Mrs H felt warmed by her outrage once again. A lamentable excess of original gush, she continued to read through closed eyes as the night fell away. Her work suffered from her restricted experience. She relied too much on the influence of others and often used stereotypic images.

In delirious dreams Mrs H rose from her bed to open the bureau and search for her letter to The New Monthly. A beautifully composed missive in her best long hand, she recalled. A vitriolic letter, responding with vigour, putting them straight. She could remember that much, but the rest of her words were a fog. Try as she might, her recall was poor, her memory dim. Had she really told them she wasn’t finished or dead but working at a library in Slough? Had she really walked all the way to the post office in the rain and placed the letter in the gloved hand of the post mistress?

Mrs H reached the bureau in stockinged feet and found the unopened letter on the desk. With fumbling fingers she tore open the seal but when she peered at the parchment, the page was blank.
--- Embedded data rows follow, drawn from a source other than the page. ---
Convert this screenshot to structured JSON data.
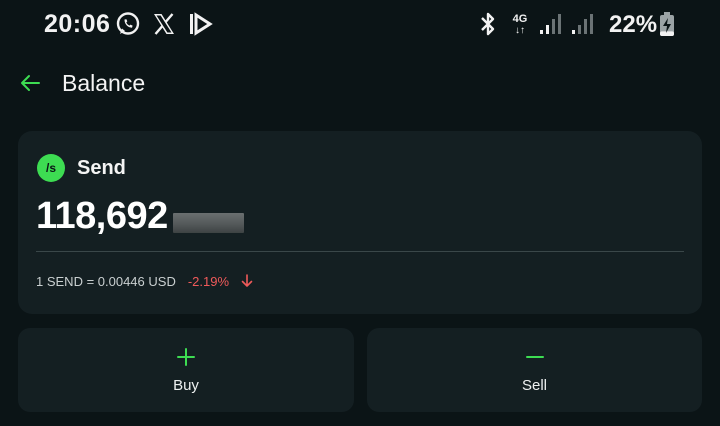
{
  "status_bar": {
    "time": "20:06",
    "notification_icons": [
      "whatsapp-icon",
      "x-icon",
      "app-icon"
    ],
    "system_icons": [
      "bluetooth-icon",
      "4g-icon",
      "signal-icon",
      "signal-icon"
    ],
    "network_label": "4G",
    "battery_percent": "22%",
    "battery_level": 0.22
  },
  "header": {
    "back_icon": "arrow-left-icon",
    "title": "Balance"
  },
  "balance_card": {
    "token_logo_text": "/s",
    "token_name": "Send",
    "amount": "118,692",
    "price": "1 SEND = 0.00446 USD",
    "change": "-2.19%",
    "change_icon": "arrow-down-icon"
  },
  "actions": {
    "buy_label": "Buy",
    "sell_label": "Sell"
  },
  "colors": {
    "background": "#0b1416",
    "card": "#141f22",
    "accent": "#3ddc52",
    "negative": "#ef5a5a"
  }
}
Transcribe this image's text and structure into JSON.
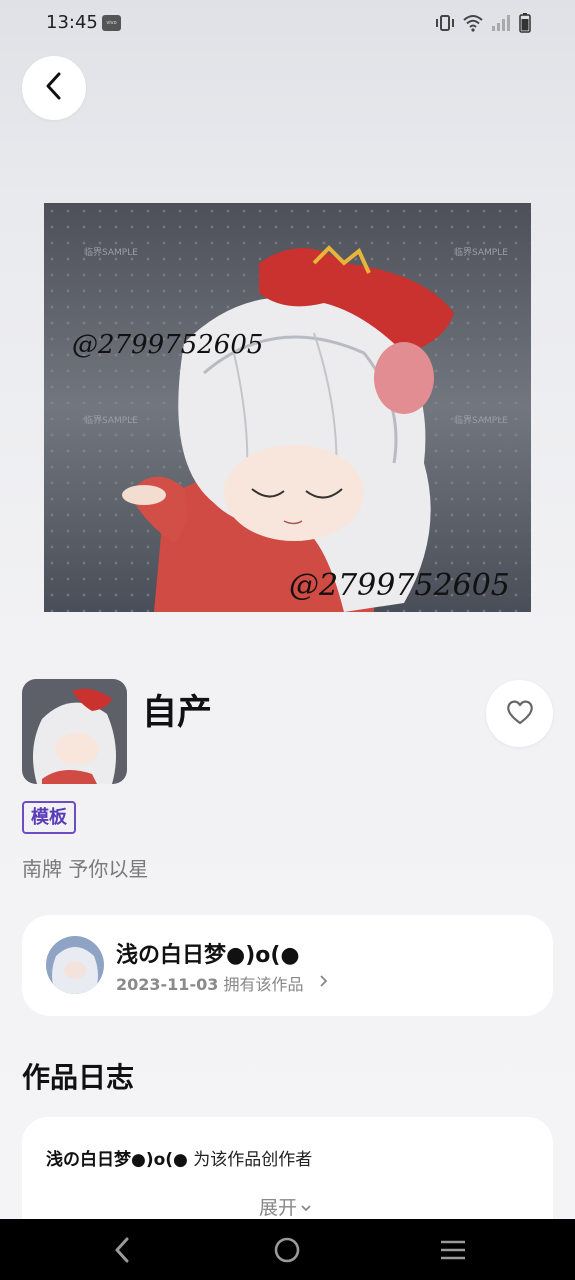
{
  "status_bar": {
    "time": "13:45",
    "badge_text": "vivo",
    "icons": [
      "vibrate-icon",
      "wifi-icon",
      "signal-icon",
      "battery-icon"
    ]
  },
  "header": {
    "back_icon": "chevron-left-icon"
  },
  "artwork": {
    "watermark_handle": "@2799752605",
    "watermark_sample": "临界SAMPLE",
    "title": "自产",
    "tag": "模板",
    "subtitle": "南牌 予你以星"
  },
  "owner": {
    "name": "浅の白日梦●)o(●",
    "date": "2023-11-03",
    "meta": "拥有该作品"
  },
  "log": {
    "section_title": "作品日志",
    "entry_name": "浅の白日梦●)o(●",
    "entry_text": " 为该作品创作者",
    "expand_label": "展开"
  },
  "colors": {
    "tag_border": "#6c4dc4",
    "card_bg": "#ffffff",
    "nav_bg": "#000000"
  }
}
As Mrs H’s breath became shallow, she remembered that her husband, the Captain, had once written to her brother: “Dear Henrietta has such a young enthusiastic nature and I wish her the best. My fear is that one day her dreams of happiness will be overtaken by sad realities”. Mrs H had disagreed with this sentiment at the time, thinking she would write forever and be happy, but she now felt that perhaps the Captain had seen something she had been unable to see.

Mrs H lifted her head and gazed towards the pile of books neatly stacked in the open trunk as her light began to fade. The first editions of all twenty volumes were there, in pristine condition in the main, permanently borrowed from libraries over the years. Some of the cheap editions, without plates, were still in the library. She fleetingly wondered if she would have the strength to go back into work and bring the final few copies home.

Mrs H shook her head almost imperceptibly, smiled and sighed. Her soul was poetic, but it was not a hardy one and it neglected to follow what star it had. Perhaps they were right, but Mrs H didn’t think so. She could no longer focus on the top cover title but she knew what it said: POEMS BY MRS HENRIETTA HENNING WITH ILLUSTRATIONS, cloth edition 2s. 6d.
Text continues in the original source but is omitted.